Close up image of a caretaker helping older woman walk

Judge Neil Gorsuch, President Donald Trump’s nominee for Supreme Court Justice, has a history of sparring with federal agencies over regulations, a tendency that could bring some relief to long-term care providers, observers say.

Gorsuch, a judge on the U.S. Court of Appeals for the Tenth Circuit, has expressed skepticism over how federal agencies, including the Centers for Medicare & Medicaid Services, have interpreted their own rules.

In an opinion filed in May 2016 in a case involving CMS’ attempts to recoup Medicare reimbursements from a home health provider, Gorsuch wrote that the number of regulations issued by federal agencies “has grown so exuberantly it’s hard to keep up.”

“The Centers for Medicare & Medicaid Services estimates that it issues literally thousands of new or revised guidance documents (not pages) every single year, guidance providers must follow exactingly if they wish to provide healthcare services to the elderly and disabled under Medicare’s umbrella,” Gorsuch wrote.

He goes on to speculate about a “strange world” where government agencies are unable to keep up with their own “frenetic lawmaking.”

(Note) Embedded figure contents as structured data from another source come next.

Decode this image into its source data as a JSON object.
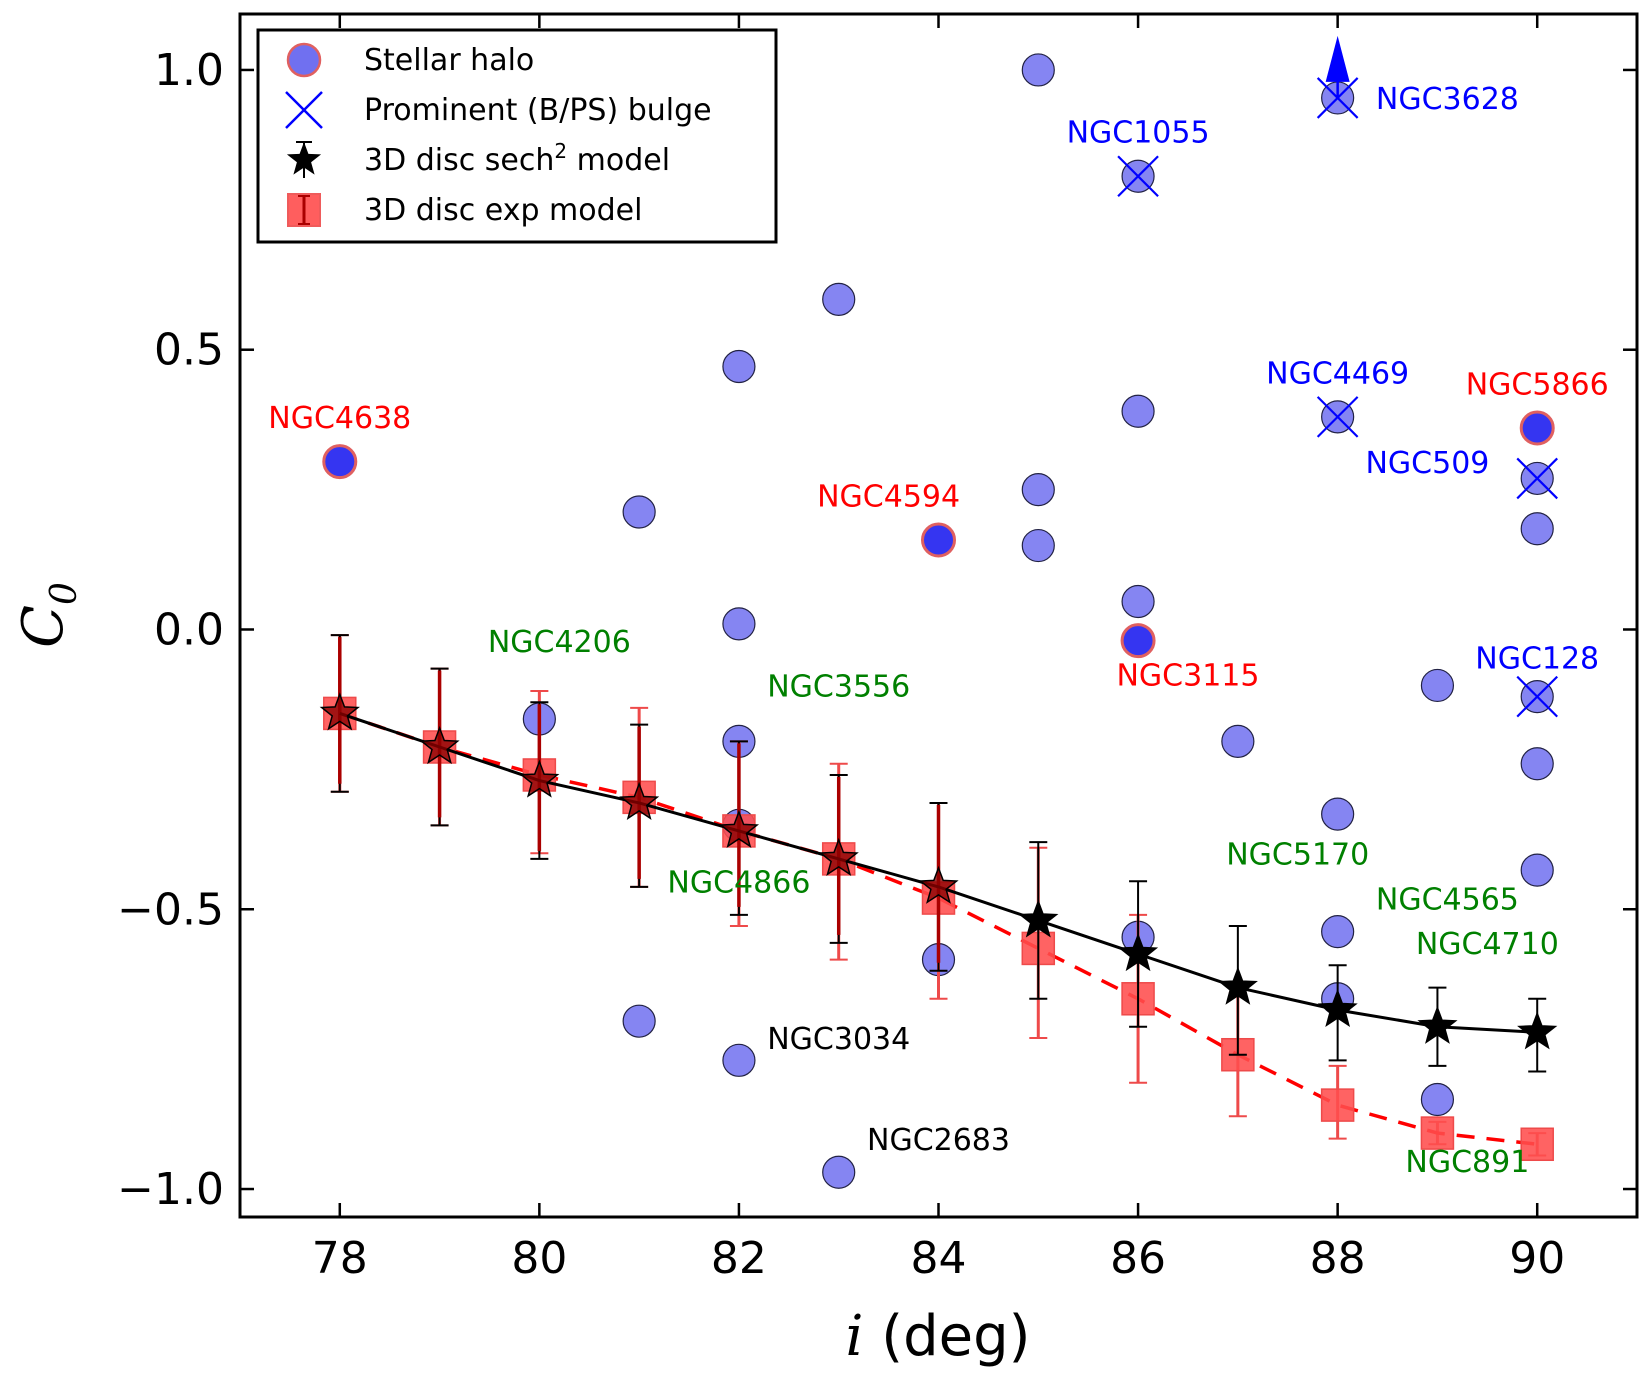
{
  "chart_data": {
    "type": "scatter",
    "xlabel": "i (deg)",
    "xlabel_symbol": "i",
    "xlabel_unit": "(deg)",
    "ylabel": "C0",
    "ylabel_symbol": "C",
    "ylabel_subscript": "0",
    "xlim": [
      77,
      91
    ],
    "ylim": [
      -1.05,
      1.1
    ],
    "x_ticks": [
      78,
      80,
      82,
      84,
      86,
      88,
      90
    ],
    "x_tick_labels": [
      "78",
      "80",
      "82",
      "84",
      "86",
      "88",
      "90"
    ],
    "y_ticks": [
      1.0,
      0.5,
      0.0,
      -0.5,
      -1.0
    ],
    "y_tick_labels": [
      "1.0",
      "0.5",
      "0.0",
      "−0.5",
      "−1.0"
    ],
    "grid": false,
    "legend": {
      "placement": "top-left",
      "entries": [
        {
          "label": "Stellar halo",
          "marker": "circle"
        },
        {
          "label": "Prominent (B/PS) bulge",
          "marker": "x"
        },
        {
          "label_main": "3D disc sech",
          "label_sup": "2",
          "label_tail": " model",
          "marker": "star"
        },
        {
          "label": "3D disc exp model",
          "marker": "square"
        }
      ]
    },
    "colors": {
      "halo_fill": "#7070f0",
      "halo_dark_fill": "#2a2af0",
      "halo_ring": "#e06060",
      "bulge_cross": "#0000ff",
      "sech2_line": "#000000",
      "exp_line": "#ff0000",
      "exp_fill": "#ff4d4d",
      "exp_err": "#ee4a4a",
      "dark_err": "#aa0000",
      "label_blue": "#0000ff",
      "label_red": "#ff0000",
      "label_green": "#008000",
      "label_black": "#000000"
    },
    "galaxies": [
      {
        "x": 78,
        "y": 0.3,
        "ring": true,
        "dark": true
      },
      {
        "x": 80,
        "y": -0.16
      },
      {
        "x": 81,
        "y": 0.21
      },
      {
        "x": 81,
        "y": -0.7
      },
      {
        "x": 82,
        "y": 0.47
      },
      {
        "x": 82,
        "y": 0.01
      },
      {
        "x": 82,
        "y": -0.2
      },
      {
        "x": 82,
        "y": -0.35
      },
      {
        "x": 82,
        "y": -0.77
      },
      {
        "x": 83,
        "y": 0.59
      },
      {
        "x": 83,
        "y": -0.97
      },
      {
        "x": 84,
        "y": 0.16,
        "ring": true,
        "dark": true
      },
      {
        "x": 84,
        "y": -0.59
      },
      {
        "x": 85,
        "y": 1.0
      },
      {
        "x": 85,
        "y": 0.25
      },
      {
        "x": 85,
        "y": 0.15
      },
      {
        "x": 86,
        "y": 0.81,
        "bulge": true
      },
      {
        "x": 86,
        "y": 0.39
      },
      {
        "x": 86,
        "y": 0.05
      },
      {
        "x": 86,
        "y": -0.02,
        "ring": true,
        "dark": true
      },
      {
        "x": 86,
        "y": -0.55
      },
      {
        "x": 87,
        "y": -0.2
      },
      {
        "x": 88,
        "y": 0.95,
        "bulge": true,
        "arrow": true
      },
      {
        "x": 88,
        "y": 0.38,
        "bulge": true
      },
      {
        "x": 88,
        "y": -0.33
      },
      {
        "x": 88,
        "y": -0.54
      },
      {
        "x": 88,
        "y": -0.66
      },
      {
        "x": 89,
        "y": -0.1
      },
      {
        "x": 89,
        "y": -0.84
      },
      {
        "x": 90,
        "y": 0.36,
        "ring": true,
        "dark": true
      },
      {
        "x": 90,
        "y": 0.27,
        "bulge": true
      },
      {
        "x": 90,
        "y": 0.18
      },
      {
        "x": 90,
        "y": -0.12,
        "bulge": true
      },
      {
        "x": 90,
        "y": -0.24
      },
      {
        "x": 90,
        "y": -0.43
      }
    ],
    "series": [
      {
        "name": "3D disc sech2 model",
        "x": [
          78,
          79,
          80,
          81,
          82,
          83,
          84,
          85,
          86,
          87,
          88,
          89,
          90
        ],
        "y": [
          -0.15,
          -0.21,
          -0.27,
          -0.31,
          -0.36,
          -0.41,
          -0.46,
          -0.52,
          -0.58,
          -0.64,
          -0.68,
          -0.71,
          -0.72
        ],
        "err_lo": [
          -0.29,
          -0.35,
          -0.41,
          -0.46,
          -0.51,
          -0.56,
          -0.61,
          -0.66,
          -0.71,
          -0.76,
          -0.77,
          -0.78,
          -0.79
        ],
        "err_hi": [
          -0.01,
          -0.07,
          -0.13,
          -0.17,
          -0.2,
          -0.26,
          -0.31,
          -0.38,
          -0.45,
          -0.53,
          -0.6,
          -0.64,
          -0.66
        ]
      },
      {
        "name": "3D disc exp model",
        "x": [
          78,
          79,
          80,
          81,
          82,
          83,
          84,
          85,
          86,
          87,
          88,
          89,
          90
        ],
        "y": [
          -0.15,
          -0.21,
          -0.26,
          -0.3,
          -0.36,
          -0.41,
          -0.48,
          -0.57,
          -0.66,
          -0.76,
          -0.85,
          -0.9,
          -0.92
        ],
        "err_lo": [
          -0.29,
          -0.35,
          -0.4,
          -0.46,
          -0.53,
          -0.59,
          -0.66,
          -0.73,
          -0.81,
          -0.87,
          -0.91,
          -0.92,
          -0.94
        ],
        "err_hi": [
          -0.01,
          -0.07,
          -0.11,
          -0.14,
          -0.2,
          -0.24,
          -0.31,
          -0.39,
          -0.51,
          -0.65,
          -0.78,
          -0.88,
          -0.9
        ]
      }
    ],
    "annotations": [
      {
        "text": "NGC4638",
        "x": 78.0,
        "y": 0.36,
        "color": "red"
      },
      {
        "text": "NGC4594",
        "x": 83.5,
        "y": 0.22,
        "color": "red"
      },
      {
        "text": "NGC3115",
        "x": 86.5,
        "y": -0.1,
        "color": "red"
      },
      {
        "text": "NGC5866",
        "x": 90.0,
        "y": 0.42,
        "color": "red"
      },
      {
        "text": "NGC1055",
        "x": 86.0,
        "y": 0.87,
        "color": "blue"
      },
      {
        "text": "NGC3628",
        "x": 89.1,
        "y": 0.93,
        "color": "blue"
      },
      {
        "text": "NGC4469",
        "x": 88.0,
        "y": 0.44,
        "color": "blue"
      },
      {
        "text": "NGC509",
        "x": 88.9,
        "y": 0.28,
        "color": "blue"
      },
      {
        "text": "NGC128",
        "x": 90.0,
        "y": -0.07,
        "color": "blue"
      },
      {
        "text": "NGC4206",
        "x": 80.2,
        "y": -0.04,
        "color": "green"
      },
      {
        "text": "NGC3556",
        "x": 83.0,
        "y": -0.12,
        "color": "green"
      },
      {
        "text": "NGC4866",
        "x": 82.0,
        "y": -0.47,
        "color": "green"
      },
      {
        "text": "NGC5170",
        "x": 87.6,
        "y": -0.42,
        "color": "green"
      },
      {
        "text": "NGC4565",
        "x": 89.1,
        "y": -0.5,
        "color": "green"
      },
      {
        "text": "NGC4710",
        "x": 89.5,
        "y": -0.58,
        "color": "green"
      },
      {
        "text": "NGC891",
        "x": 89.3,
        "y": -0.97,
        "color": "green"
      },
      {
        "text": "NGC3034",
        "x": 83.0,
        "y": -0.75,
        "color": "black"
      },
      {
        "text": "NGC2683",
        "x": 84.0,
        "y": -0.93,
        "color": "black"
      }
    ]
  }
}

“Whatever else one might say about our visit to this place, one thing seems to us certain: An agency decision that loses track of its own controlling regulations and applies the wrong rules in order to penalize private citizens can never stand,” he wrote.

Gorsuch also has raised doubts about the “Chevron deference,” a 1984 court ruling that advises judges to defer interpretation of ambiguous regulations to the agencies that created them.

Aside from regulatory issues, Gorsuch also has worked extensively and authored a book on the legal and ethical ramifications of assisted suicide, a growing issue in the healthcare arena. In the book he states that he is a staunch opponent of euthanasia and aid-in-dying, due to his belief that “the intentional taking of human life by private persons is always wrong.”

Gorsuch’s confirmation hearing is expected to take place in about six weeks, with some advocates hoping he can be approved in time to take part in the court’s docket this spring.